Information- is the only thing that is actually everywhere. Voluminous, complicated, information: what things look like, how to be a doctor, how it feels to be respected. We live every moment of our lives by it- either pieces we have in front of us, or pieces we learned years ago. And this is the reason we can not remember all of it! We know too many things to remember how we ever learned them, that we ever learned them, how someone else could possibly not know them, and so we forsake the ways in which we learned, and then do not understand why we are confused. Look again at the scholarship: what these studies tell us is not about community, but how much we need many people to share the information with us that we are welcome among them, before we can share all of the other information we need. They show how different the information that two people have can be, and how we must have the same information to understand one another. They show how hard it is to get the information we need when we live in places whose design isolates us from one another, and from it. They show us that not all information can be written down, or drawn, or even said, so we must exchange it in person to get all of it. That if we do not exchange it, we do not have it. That if we do not have it, we do not understand. If we do not understand- what can we do? We know this.

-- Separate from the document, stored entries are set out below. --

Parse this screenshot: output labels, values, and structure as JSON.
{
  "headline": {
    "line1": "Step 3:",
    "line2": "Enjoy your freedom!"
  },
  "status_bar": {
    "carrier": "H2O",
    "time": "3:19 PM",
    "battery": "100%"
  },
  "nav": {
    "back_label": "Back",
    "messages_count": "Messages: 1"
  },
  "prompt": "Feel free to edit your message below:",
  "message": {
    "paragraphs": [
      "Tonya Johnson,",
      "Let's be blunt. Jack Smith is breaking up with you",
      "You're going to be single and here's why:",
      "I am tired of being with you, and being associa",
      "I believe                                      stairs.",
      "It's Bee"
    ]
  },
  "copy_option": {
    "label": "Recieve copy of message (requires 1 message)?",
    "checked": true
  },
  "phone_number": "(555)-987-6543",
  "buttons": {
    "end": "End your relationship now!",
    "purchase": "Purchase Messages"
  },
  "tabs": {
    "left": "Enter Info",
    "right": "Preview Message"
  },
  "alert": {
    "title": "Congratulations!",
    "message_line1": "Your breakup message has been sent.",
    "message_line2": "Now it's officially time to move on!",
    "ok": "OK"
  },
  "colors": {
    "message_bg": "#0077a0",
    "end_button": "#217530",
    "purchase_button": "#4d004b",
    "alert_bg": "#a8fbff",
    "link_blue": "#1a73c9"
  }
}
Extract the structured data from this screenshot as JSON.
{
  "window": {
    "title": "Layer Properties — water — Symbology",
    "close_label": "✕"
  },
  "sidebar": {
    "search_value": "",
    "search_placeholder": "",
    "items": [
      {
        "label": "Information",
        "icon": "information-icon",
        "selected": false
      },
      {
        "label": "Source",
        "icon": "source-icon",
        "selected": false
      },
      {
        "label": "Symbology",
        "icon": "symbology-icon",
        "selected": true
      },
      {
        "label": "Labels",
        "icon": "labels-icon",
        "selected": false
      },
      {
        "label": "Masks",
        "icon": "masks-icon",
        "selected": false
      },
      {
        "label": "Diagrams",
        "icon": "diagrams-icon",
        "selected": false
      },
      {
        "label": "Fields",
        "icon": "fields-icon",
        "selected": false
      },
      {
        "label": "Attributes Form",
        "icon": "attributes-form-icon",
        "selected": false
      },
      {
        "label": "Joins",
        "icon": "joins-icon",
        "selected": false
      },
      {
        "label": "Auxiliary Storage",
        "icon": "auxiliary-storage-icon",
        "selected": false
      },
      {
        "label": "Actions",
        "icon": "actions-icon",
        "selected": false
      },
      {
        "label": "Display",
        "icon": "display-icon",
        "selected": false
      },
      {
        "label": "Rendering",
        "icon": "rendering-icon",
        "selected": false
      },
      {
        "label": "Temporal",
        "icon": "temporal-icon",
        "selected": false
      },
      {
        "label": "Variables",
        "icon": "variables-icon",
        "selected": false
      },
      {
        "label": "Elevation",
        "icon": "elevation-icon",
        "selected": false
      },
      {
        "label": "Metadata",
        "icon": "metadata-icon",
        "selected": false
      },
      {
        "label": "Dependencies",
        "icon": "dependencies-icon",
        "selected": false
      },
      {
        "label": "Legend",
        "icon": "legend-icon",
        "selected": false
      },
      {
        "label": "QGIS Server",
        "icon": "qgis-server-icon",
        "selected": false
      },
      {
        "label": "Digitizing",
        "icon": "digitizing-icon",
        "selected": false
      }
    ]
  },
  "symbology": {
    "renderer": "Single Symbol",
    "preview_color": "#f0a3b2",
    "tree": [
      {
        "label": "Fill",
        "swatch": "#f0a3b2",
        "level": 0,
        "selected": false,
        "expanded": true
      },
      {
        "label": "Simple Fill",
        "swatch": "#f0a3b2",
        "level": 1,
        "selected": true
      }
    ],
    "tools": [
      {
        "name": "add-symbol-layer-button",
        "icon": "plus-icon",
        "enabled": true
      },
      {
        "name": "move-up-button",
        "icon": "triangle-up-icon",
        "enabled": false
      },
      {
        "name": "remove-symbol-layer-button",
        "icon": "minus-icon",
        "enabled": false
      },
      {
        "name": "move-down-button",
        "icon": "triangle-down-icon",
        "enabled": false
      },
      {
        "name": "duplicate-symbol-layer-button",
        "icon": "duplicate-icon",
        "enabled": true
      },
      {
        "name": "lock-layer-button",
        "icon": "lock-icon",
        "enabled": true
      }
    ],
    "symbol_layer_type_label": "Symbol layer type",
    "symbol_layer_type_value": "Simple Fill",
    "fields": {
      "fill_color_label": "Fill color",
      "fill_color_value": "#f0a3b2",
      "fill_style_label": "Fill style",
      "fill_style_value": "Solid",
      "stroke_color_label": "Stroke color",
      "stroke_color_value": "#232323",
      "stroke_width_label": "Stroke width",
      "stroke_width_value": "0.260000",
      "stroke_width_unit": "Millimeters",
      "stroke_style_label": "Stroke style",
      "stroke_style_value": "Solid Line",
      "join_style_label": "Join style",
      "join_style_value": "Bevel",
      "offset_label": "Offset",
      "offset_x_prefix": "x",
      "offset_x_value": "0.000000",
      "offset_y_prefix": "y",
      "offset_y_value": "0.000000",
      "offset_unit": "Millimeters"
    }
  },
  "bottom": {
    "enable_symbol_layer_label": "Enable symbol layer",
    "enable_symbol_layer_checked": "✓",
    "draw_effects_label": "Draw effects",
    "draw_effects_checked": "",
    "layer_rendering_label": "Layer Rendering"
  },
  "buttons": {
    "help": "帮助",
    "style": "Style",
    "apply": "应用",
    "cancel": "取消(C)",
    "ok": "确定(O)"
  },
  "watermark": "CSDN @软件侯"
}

The too-long time our recollection has languished is exacerbated by the fact that we hesitate to accept how something that affects us deeply is both simple, and easily mutable. We do not want it to seem insufficient in measure to the emotions it has inspired. We feel there must be a deeper reason for a deeper hurt, or have the greed to want our happiness to not only be happiness, but also be unique, and look for majestic mechanisms where they may not be. So we tilt, errant, at windmills, while the true causes of our joys and pains look on bewildered, and beg for our attention. We have no reason to be reluctant to listen to them, because what they say, despite the few words in which it can be put, are the unabridged origins of things that are as powerful, and beautiful, as anything we can imagine. And there is nothing so sadly infuriating to watch go neglected, at the cost of fulfillment, and health, and lives. What we know. Who we talk to. How much we talk to them. What we talk about. Who they talk to. And repeat.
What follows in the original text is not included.